Uluslararası Sertifikalı Thetahealing Uygulayıcısı Elif SEÇGİN

Instagram: @scgnelif

Tüm olumsuz duygularınızdan arınmanın zamanı gelmedi mi? Peki ya affetme erdemini hayatınıza katarak neleri değiştirebileceğinizi hiç düşündünüz mü? Evrene enerji gönderirken tüm yalınlığı ve spesifik haliyle ifade etmenizin önemini biliyor musunuz? 

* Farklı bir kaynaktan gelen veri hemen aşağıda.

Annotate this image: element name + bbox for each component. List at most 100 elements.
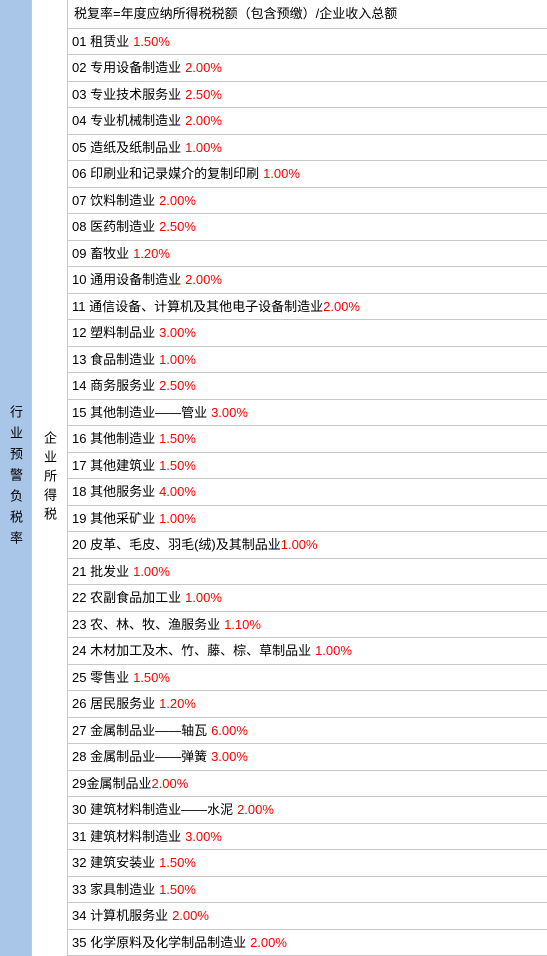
row-label: 02 专用设备制造业 bbox=[72, 58, 181, 78]
table-row: 01 租赁业1.50% bbox=[68, 29, 547, 56]
row-label: 34 计算机服务业 bbox=[72, 906, 168, 926]
table-row: 33 家具制造业1.50% bbox=[68, 877, 547, 904]
row-label: 32 建筑安装业 bbox=[72, 853, 155, 873]
table-row: 25 零售业1.50% bbox=[68, 665, 547, 692]
row-label: 18 其他服务业 bbox=[72, 482, 155, 502]
table-row: 31 建筑材料制造业3.00% bbox=[68, 824, 547, 851]
row-label: 10 通用设备制造业 bbox=[72, 270, 181, 290]
row-label: 04 专业机械制造业 bbox=[72, 111, 181, 131]
row-percentage: 1.00% bbox=[315, 641, 352, 661]
row-label: 19 其他采矿业 bbox=[72, 509, 155, 529]
table-row: 13 食品制造业1.00% bbox=[68, 347, 547, 374]
table-row: 08 医药制造业2.50% bbox=[68, 214, 547, 241]
row-percentage: 3.00% bbox=[211, 747, 248, 767]
table-row: 14 商务服务业2.50% bbox=[68, 373, 547, 400]
table-row: 11 通信设备、计算机及其他电子设备制造业2.00% bbox=[68, 294, 547, 321]
row-label: 29金属制品业 bbox=[72, 774, 151, 794]
row-label: 30 建筑材料制造业——水泥 bbox=[72, 800, 233, 820]
table-row: 26 居民服务业1.20% bbox=[68, 691, 547, 718]
row-label: 31 建筑材料制造业 bbox=[72, 827, 181, 847]
row-percentage: 2.00% bbox=[237, 800, 274, 820]
category-label-left: 行业预警负税率 bbox=[0, 0, 32, 956]
table-row: 12 塑料制品业3.00% bbox=[68, 320, 547, 347]
table-row: 02 专用设备制造业2.00% bbox=[68, 55, 547, 82]
table-row: 24 木材加工及木、竹、藤、棕、草制品业1.00% bbox=[68, 638, 547, 665]
formula-header: 税复率=年度应纳所得税税额（包含预缴）/企业收入总额 bbox=[68, 0, 547, 29]
row-percentage: 2.00% bbox=[323, 297, 360, 317]
table-row: 28 金属制品业——弹簧3.00% bbox=[68, 744, 547, 771]
row-label: 01 租赁业 bbox=[72, 32, 129, 52]
row-label: 35 化学原料及化学制品制造业 bbox=[72, 933, 246, 953]
row-label: 14 商务服务业 bbox=[72, 376, 155, 396]
row-percentage: 2.50% bbox=[185, 85, 222, 105]
row-percentage: 1.50% bbox=[159, 880, 196, 900]
row-label: 11 通信设备、计算机及其他电子设备制造业 bbox=[72, 297, 323, 317]
table-row: 17 其他建筑业1.50% bbox=[68, 453, 547, 480]
rows-container: 01 租赁业1.50%02 专用设备制造业2.00%03 专业技术服务业2.50… bbox=[68, 29, 547, 956]
row-percentage: 2.00% bbox=[151, 774, 188, 794]
data-column: 税复率=年度应纳所得税税额（包含预缴）/企业收入总额 01 租赁业1.50%02… bbox=[68, 0, 547, 956]
row-percentage: 2.00% bbox=[185, 270, 222, 290]
row-label: 24 木材加工及木、竹、藤、棕、草制品业 bbox=[72, 641, 311, 661]
row-percentage: 2.00% bbox=[250, 933, 287, 953]
table-row: 27 金属制品业——轴瓦6.00% bbox=[68, 718, 547, 745]
row-percentage: 1.00% bbox=[263, 164, 300, 184]
row-label: 15 其他制造业——管业 bbox=[72, 403, 207, 423]
row-percentage: 1.20% bbox=[159, 694, 196, 714]
row-percentage: 1.00% bbox=[185, 138, 222, 158]
row-percentage: 1.00% bbox=[281, 535, 318, 555]
row-percentage: 2.50% bbox=[159, 376, 196, 396]
row-percentage: 2.00% bbox=[159, 191, 196, 211]
table-row: 18 其他服务业4.00% bbox=[68, 479, 547, 506]
table-row: 20 皮革、毛皮、羽毛(绒)及其制品业1.00% bbox=[68, 532, 547, 559]
row-label: 21 批发业 bbox=[72, 562, 129, 582]
table-row: 10 通用设备制造业2.00% bbox=[68, 267, 547, 294]
table-row: 07 饮料制造业2.00% bbox=[68, 188, 547, 215]
table-row: 19 其他采矿业1.00% bbox=[68, 506, 547, 533]
table-row: 32 建筑安装业1.50% bbox=[68, 850, 547, 877]
row-percentage: 1.50% bbox=[133, 668, 170, 688]
row-percentage: 3.00% bbox=[185, 827, 222, 847]
table-row: 22 农副食品加工业1.00% bbox=[68, 585, 547, 612]
table-row: 06 印刷业和记录媒介的复制印刷1.00% bbox=[68, 161, 547, 188]
row-label: 33 家具制造业 bbox=[72, 880, 155, 900]
row-percentage: 3.00% bbox=[211, 403, 248, 423]
row-percentage: 1.20% bbox=[133, 244, 170, 264]
row-label: 27 金属制品业——轴瓦 bbox=[72, 721, 207, 741]
row-percentage: 2.00% bbox=[185, 58, 222, 78]
row-label: 03 专业技术服务业 bbox=[72, 85, 181, 105]
row-percentage: 1.10% bbox=[224, 615, 261, 635]
row-label: 25 零售业 bbox=[72, 668, 129, 688]
row-label: 20 皮革、毛皮、羽毛(绒)及其制品业 bbox=[72, 535, 281, 555]
row-percentage: 1.00% bbox=[133, 562, 170, 582]
row-label: 09 畜牧业 bbox=[72, 244, 129, 264]
row-label: 28 金属制品业——弹簧 bbox=[72, 747, 207, 767]
row-label: 05 造纸及纸制品业 bbox=[72, 138, 181, 158]
row-label: 08 医药制造业 bbox=[72, 217, 155, 237]
table-row: 09 畜牧业1.20% bbox=[68, 241, 547, 268]
table-row: 03 专业技术服务业2.50% bbox=[68, 82, 547, 109]
row-percentage: 3.00% bbox=[159, 323, 196, 343]
row-label: 12 塑料制品业 bbox=[72, 323, 155, 343]
table-row: 16 其他制造业1.50% bbox=[68, 426, 547, 453]
table-row: 15 其他制造业——管业3.00% bbox=[68, 400, 547, 427]
row-label: 17 其他建筑业 bbox=[72, 456, 155, 476]
row-percentage: 2.00% bbox=[185, 111, 222, 131]
row-percentage: 4.00% bbox=[159, 482, 196, 502]
row-label: 22 农副食品加工业 bbox=[72, 588, 181, 608]
row-label: 23 农、林、牧、渔服务业 bbox=[72, 615, 220, 635]
row-percentage: 1.00% bbox=[159, 350, 196, 370]
tax-rate-table: 行业预警负税率 企业所得税 税复率=年度应纳所得税税额（包含预缴）/企业收入总额… bbox=[0, 0, 547, 956]
table-row: 21 批发业1.00% bbox=[68, 559, 547, 586]
row-label: 07 饮料制造业 bbox=[72, 191, 155, 211]
table-row: 35 化学原料及化学制品制造业2.00% bbox=[68, 930, 547, 956]
row-percentage: 1.50% bbox=[133, 32, 170, 52]
category-label-mid: 企业所得税 bbox=[32, 0, 68, 956]
row-percentage: 1.50% bbox=[159, 429, 196, 449]
table-row: 34 计算机服务业2.00% bbox=[68, 903, 547, 930]
row-percentage: 1.50% bbox=[159, 456, 196, 476]
row-percentage: 1.00% bbox=[159, 509, 196, 529]
row-percentage: 1.00% bbox=[185, 588, 222, 608]
row-label: 26 居民服务业 bbox=[72, 694, 155, 714]
table-row: 23 农、林、牧、渔服务业1.10% bbox=[68, 612, 547, 639]
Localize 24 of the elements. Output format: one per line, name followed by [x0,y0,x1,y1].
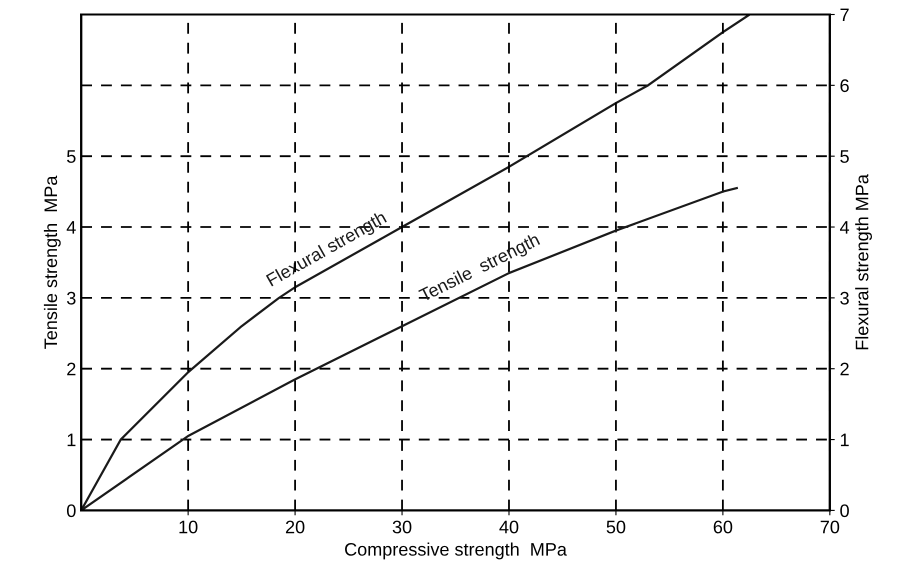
x-axis-title: Compressive strength MPa [345,542,567,560]
y2-tick-label: 1 [840,434,849,446]
y2-tick-label: 6 [840,79,849,92]
y-tick-label: 1 [68,434,76,446]
y2-axis-title: Flexural strength MPa [855,174,872,350]
y-tick-label: 0 [66,504,76,518]
x-tick-label: 40 [499,520,518,534]
y2-tick-label: 4 [840,221,850,234]
y-tick-label: 5 [67,150,76,163]
y2-tick-label: 7 [840,8,849,22]
x-tick-label: 70 [820,520,840,534]
x-tick-label: 60 [714,520,732,534]
y-tick-label: 2 [67,362,76,376]
x-tick-label: 20 [286,520,304,534]
y-axis-title: Tensile strength MPa [44,176,61,349]
y2-tick-label: 0 [840,504,849,518]
y2-tick-label: 2 [840,362,849,376]
y2-tick-label: 3 [840,292,849,305]
y-tick-label: 3 [66,292,76,305]
y-tick-label: 4 [66,221,76,234]
y2-tick-label: 5 [840,150,849,163]
x-tick-label: 50 [606,520,626,534]
x-tick-label: 30 [392,520,412,534]
x-tick-label: 10 [179,520,198,534]
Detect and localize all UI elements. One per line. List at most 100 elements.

“Hepimiz aslında bir frekanstan ibaretiz ve biz hangi frekansı istersek evren ya da yaratıcı (hangi isimle adlandırmak isterseniz) bize onu gönderir” tanımını çok duymuşsunuzdur. Bu cümlede önemli olan nokta ise bilinçaltınız tarafından duygularınızın ve bakış açınızın nasıl yönetildiğidir. Başınıza hep aynı olaylar şekil değiştirerek geliyorsa durup bir düşünmenin zamanı çoktan gelmiş de geçiyor diyebiliriz. Buradaki kötü durum her ne ise (aldatılmak, parasız kalmak, dolandırılmak, aynı tip erkeklere/kadınlara aşık olmak, monoton bir yaşam sürmek vb. birçok durum) aslında bir şekilde alışkanlık edindiğimiz acılar olduğu için bilinçaltımızın kendini konfor alanında hissedip o alandan dışarı adım atmak istememesinden kaynaklanıyordur. Geçmiş tecrübelerimizle zihinlerimize kodlanmış ifadeler aslında en çok düşmekten korktuğumuz durumların kendisidir. Tabi ki çocuklukta yaşamış olduğumuz travmalarımızın haricinde hayatta başımıza gelen durumlar veya geçmiş yaşamda bizim ya da atalarımızın tarafından üzerimize yapışan acı tecrübelerimizin bilinçaltı kodlarının ana malzemesini oluşturmaktadır. Her ruhun farkındalık evresine bağlı olarak uyanışa geçme zamanları farklılık gösterir. İşte bu noktada ThetaHealing dediğimiz farkındalık çalışmaları ile kişinin farkında bile olmadan taşıdığı olumsuz kalıpları kırarak ikinci adıma geçiyoruz. Seanslar kişiye ve yaşanan tecrübelere bağlı olarak değişkenlik göstererek bizi beklediğimiz ve bilinen olayların dışında bambaşka diyarlara götürebiliyor. Bilinçaltınızın tamamen açıldığı seanslarda kişiler hipnoz gibi bir uyku ve kendini bilmezlik halinde olmadan belirli birkaç soruyu cevaplandırarak uygulayıcıyı yönlendirmektedir. En derin noktaya geldiğimizde ise bulduğumuz olumsuz inanç kalıplarını saniyesinde değiştirip fiziksel olarak bu değişime “öncesi ve sonrası” gibi ifade edebileceğimiz şekilde danışanlarında gözlemlemesini sağlıyoruz. Çünkü çoğu zaman görmediğimiz bir şeyin filizlenmeye başladığına inanmak daha zorlayıcı olabiliyor. Ve aynı zamanda “değişime şahit olmak” seansın bir basamağını oluşturuyor. 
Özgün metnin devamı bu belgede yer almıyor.